4. Come applicare una licenza Creative Commons alla propria opera
Abbiamo già spiegato che il principio di fondo è semplicemente quello di “allegare” la licenza all'opera, in modo che l'utilizzatore possa essere messo in condizione di conoscere le libertà concesse dal licenziante nonché le relative condizioni.La prassi più diffusa e consigliabile è quella di aggiungere un chiaro disclaimer con il nome esteso della licenza e l'indirizzo web in cui è disponibile il testo integrale della licenza. Nel caso di opere in formato digitale e diffuse tramite internet il tutto risulta particolarmente facile, dato che è sufficiente aggiungere una nota nella pagina web in cui “risiede” il file dell'opera creativa. Il sito ufficiale di Creative Commons offre un utile widget che, attraverso una serie di domande, guida l'utente nella scelta della licenza più opportuna e genera automaticamente il codice html con il disclaimer e il link alla licenza. Non solo; il codice fornito da Creative Commons ha anche la funzione di metatag, cioè inserisce nel codice sorgente della pagina web delle informazioni aggiuntive sul tipo di licenza scelta ma anche sull'autore e sul tipo di opera; queste informazioni, rispettando gli standard del cosiddetto “web semantico”, permettono ai motori di ricerca di reperire più facilmente ed efficacemente le opere.
Se invece l'opera viene distribuita su supporto fisico, il disclaimer può essere apposto dove normalmente si trovano i dati di edizione e produzione dell'opera; per esempio nel colophon di un libro, nel booklet di un CD musicale, nella cover di un DVD video.
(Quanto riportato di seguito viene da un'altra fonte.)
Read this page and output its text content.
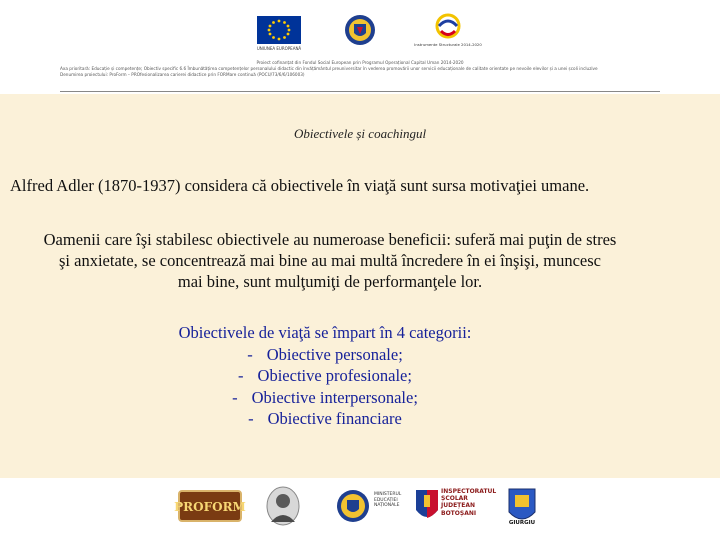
UNIUNEA EUROPEANĂ
Instrumente Structurale 2014-2020
Proiect cofinanțat din Fondul Social European prin Programul Operațional Capital Uman 2014-2020
Axa prioritară: Educație și competențe; Obiectiv specific 6.6 Îmbunătățirea competențelor personalului didactic din învățământul preuniversitar în vederea promovării unor servicii educaționale de calitate orientate pe nevoile elevilor și a unei școli incluzive
Denumirea proiectului: ProForm – PROfesionalizarea carierei didactice prin FORMare continuă (POCU/73/6/6/106003)
Obiectivele și coachingul
Alfred Adler (1870-1937) considera că obiectivele în viaţă sunt sursa motivaţiei umane.
Oamenii care îşi stabilesc obiectivele au numeroase beneficii: suferă mai puţin de stres
şi anxietate, se concentrează mai bine au mai multă încredere în ei înşişi, muncesc
mai bine, sunt mulţumiţi de performanţele lor.
Obiectivele de viaţă se împart în 4 categorii:
- Obiective personale;
- Obiective profesionale;
- Obiective interpersonale;
- Obiective financiare
PROFORM
MINISTERUL EDUCAȚIEI NAȚIONALE
INSPECTORATUL
ȘCOLAR
JUDEȚEAN
BOTOȘANI
GIURGIU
5. Come trovare opere sotto licenza Creative Commons
Ora che abbiamo spiegato il sistema di metatag utilizzato da Creative Commons è più facile comprendere che non esiste un vero e proprio database di opere sotto licenza CC e che al contrario esse si trovano sparse nell'oceano di Internet. Semplicemente, se il licenziante ha proceduto correttamente, un qualsiasi motore di ricerca impostato per essere sensibile ai metatag potrà trovare l'opera che stiamo cercando secondo le caratteristiche (anche di licenza) che desideriamo. Per esempio, lo stesso Google in modalità “Ricerca Avanzata” offre un'opzione di ricerca basata sui diritti di utilizzo. In alternative è possibile utilizzare i motori predisposti specificamente da Creative Commons oppure quello realizzato da Creative Commons Corea.Ci sono poi siti web che offrono servizi di hosting, pubblicazione e catalogazione di opere sotto licenze CC, quindi un'ulteriore alternativa è quella di cercare all'interno dei loro database. Gli esempi più noti sono Jamendo per le opere musicali, Flickr per le opere fotografiche, WikiBooks per libri e manuali, Wikimedia Commons più genericamente per immagini, filmati e testi.
Per approfondire
Per un più ampio inquadramento teorico del fenomeno si consiglia la lettura del libro Cultura libera. Un equilibrio fra anarchia e controllo, contro l'estremismo della proprietà intellettuale, disponibile liberamente online.
Per un quadro più completo sull'utilizzo delle licenze Creative Commons si consiglia la lettura del libro Creative Commons: manuale operativo, disponibile liberamente online.
Questo articolo è rilasciato nei termini della licenza Creative Commons Attribution – Share Alike 4.0.